Most people tend to think ageing means inevitable physical and mental decline. Recent research is showing that this is not necessarily the case. In fact, our mental capacity can remain productive well into old age.
Why is this important?
Globally, the number of older persons (aged 60 years or over) is expected to more than double, from 841 million people in 2013 to more than 2 billion in 2050. Older persons are projected to exceed the number of children for the first time in 2047.
This change in our demographics is happening now and perhaps we need to throw out some of the old stereotypes...
I recently heard a fascinating podcast on the BBC World Service Discovery program about mental agility and ageing. The various European researchers agree the assumption that all older people have a declining mental capacity is not necessarily true. A person’s mental ability can decline, it can remain the same, or it can increase as people age, depending on the person. The researchers have different opinions about why this is the case. In summary:
- Genetics plays a big role in mental agility into old age;
- Our brains are adaptable and we can improve our mental agility through active use and training;
- Environmental factors, which we can influence, can also affect mental agility. For example smoking can have a negative affect, while speaking a second language and physical exercise can improve mental agility;
- As we age we acquire more information and knowledge. It therefore takes our brains longer to search and retrieve the things we know, but the value of that knowledge increases.
One of the researchers likens our brains to a computer. The first time we use a brand new computer, it is the fastest it will ever be. As we use it more, add more software and store more data, the computer becomes slower. Much like our brains as we age, but it also becomes an increasingly valuable resource, due to the knowledge and wisdom it holds.

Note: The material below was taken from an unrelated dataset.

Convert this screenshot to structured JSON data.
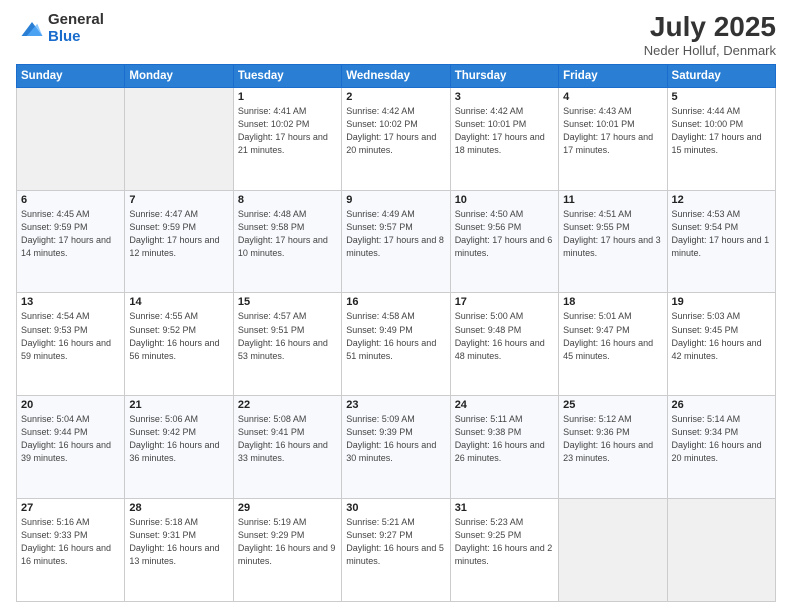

While there are many different theories about why and how our brains change over time, new research does agree that the belief that people’s mental capacity declines as we age is a stereotype that must be challenged!
An older person’s mental ability is a very individual thing and there are many intellectually sharp older people, full of valuable knowledge and wisdom who can continue to contribute to society.
This becomes increasingly relevant for the way we see the participation of elders in future economies that are driven by knowledge and have more older people who are living longer. It is time to throw out the stereotype of mental decline and ageing. Instead, we should value people on individual merit and capacity and provide alternatives to employment that leverage their knowledge, expertise and wisdom.